Catarina explicava a Miguel na cozinha a consulta que tivera com Eduardo, enquanto o último estava sentado abraçado aos joelhos no sofá, a ver TV, enquanto mordiscava uma barra de chocolate. Miguel olhou-a, expetativo.

- Mas o quê?

Catarina suspirou.

- Mas tende a bloquear memórias. Ele raspou na superfície de algumas, mas creio que há muito mais que escavar do que aparenta.

- Falou de alguma memória em específico...? - perguntou Miguel, temendo ser a causa de alguma tristeza do amigo.

- Memórias de infância e as suas relações com amigos.

Miguel hesitou.

- Então... Porque dizes que ele bloqueou essas memórias? Essas parecem ser boas memórias...

- Não sei... Normalmente as vítimas de situações traumáticas tendem a bloquear as memórias que envolvem a tal situação. Segundo me disseste, ele foi abusado pelos pais, mas nenhuma das memórias que vieram ao de cima envolvia casos extremos...

- Então, ele está assim porquê?

- Põe-te no lugar dele. Desde criança vives com o fantasma do que aconteceu com os teus pais: confiaste neles, eles traíram-te e marcaram-te para a vida. Após isso, foram para a cadeia e ficaste entregue aos cuidados da avó do teu melhor amigo, e sempre que te visses ao espelho, recomeçava tudo - explicou Catarina.

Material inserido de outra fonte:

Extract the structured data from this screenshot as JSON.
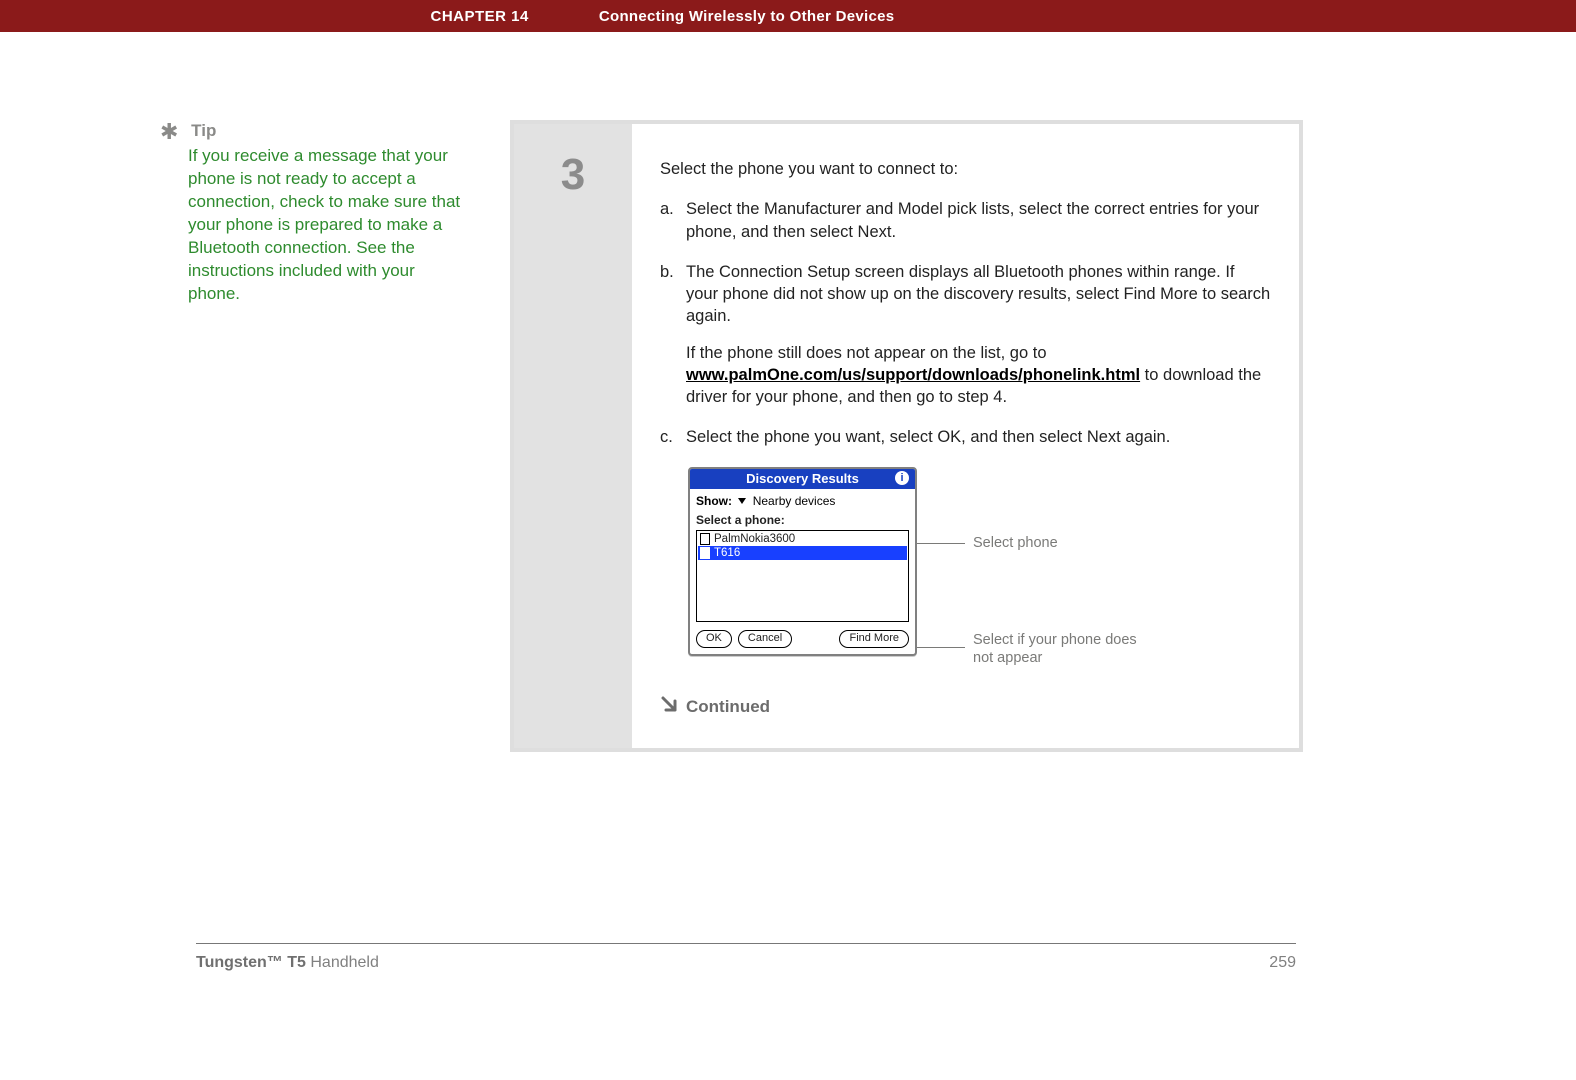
{
  "header": {
    "chapter": "CHAPTER 14",
    "title": "Connecting Wirelessly to Other Devices"
  },
  "sidebar": {
    "tip_label": "Tip",
    "tip_text": "If you receive a message that your phone is not ready to accept a connection, check to make sure that your phone is prepared to make a Bluetooth connection. See the instructions included with your phone."
  },
  "step": {
    "number": "3",
    "lead": "Select the phone you want to connect to:",
    "items": [
      {
        "letter": "a.",
        "text": "Select the Manufacturer and Model pick lists, select the correct entries for your phone, and then select Next."
      },
      {
        "letter": "b.",
        "text": "The Connection Setup screen displays all Bluetooth phones within range. If your phone did not show up on the discovery results, select Find More to search again.",
        "extra_prefix": "If the phone still does not appear on the list, go to ",
        "extra_link": "www.palmOne.com/us/support/downloads/phonelink.html",
        "extra_suffix": " to download the driver for your phone, and then go to step 4."
      },
      {
        "letter": "c.",
        "text": "Select the phone you want, select OK, and then select Next again."
      }
    ],
    "continued": "Continued"
  },
  "device": {
    "title": "Discovery Results",
    "show_label": "Show:",
    "show_value": "Nearby devices",
    "select_label": "Select a phone:",
    "phones": [
      "PalmNokia3600",
      "T616"
    ],
    "selected_index": 1,
    "buttons": {
      "ok": "OK",
      "cancel": "Cancel",
      "find_more": "Find More"
    }
  },
  "callouts": {
    "select_phone": "Select phone",
    "not_appear": "Select if your phone does not appear"
  },
  "footer": {
    "product_bold": "Tungsten™ T5",
    "product_rest": " Handheld",
    "page": "259"
  }
}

Ambos o observaram. Ainda com o olhar fixo em Eduardo, continuou.

- Vou dar-lhe uma semana de descanso. Encontramo-nos no próximo sábado?

Miguel suspirou, também a fitar Eduardo.

- Sim...

- Então, vou-me embora - beijou Miguel na cara e olhou-o com preocupação. - Bom fim-de-semana, e... Boa sorte.

Desapareceu pelo corredor e ouviu-se a porta da rua abrir e fechar.

"FRACO!"

"PATÉTICO!"

"VERGONHOSO!"

- Estás bem...?

Miguel tinha-se sentado ao lado de Eduardo, e este entrou em sobressalto quando Miguel lhe pousou uma mão no joelho. O olhar de Eduardo estava febril, doentio, enlouquecido... Olhava para a mão de Miguel com um medo quase irracional, surreal. Eduardo olhou-o nos olhos.

"Como é que ele consegue...?"

Miguel teve a sensação de Eduardo estar a tentar ler a sua alma. Aproximou-se dele, com algum receio, com a intenção de o abraçar, mas desistiu ao vê-lo desviar a atenção de novo para o televisor.

- Eduardo..., sabes que eu vou estar sempre a teu lado, certo?

Eduardo suspirou pesadamente com os olhos fechados. Agarrou no comando remoto e desligou a televisão. Olhou-o nos olhos com calma e determinação.

- Sei - respondeu.

Observaram-se durante uns momentos em silêncio, tentando compreender o outro, até Miguel quebrar o silêncio.

- Sabes, já há algum tempo que não vamos ao cinema...

Eduardo suspirou mais uma vez e levantou-se do sofá.

- Vai tu, se te apetecer - Miguel sentiu-se abalado ao ouvi-lo dizer isso. - Eu estou mesmo é a precisar de uma sesta.

Tendo acabado de falar, encaminhou-se para o quarto, onde a paz de espírito o esperava.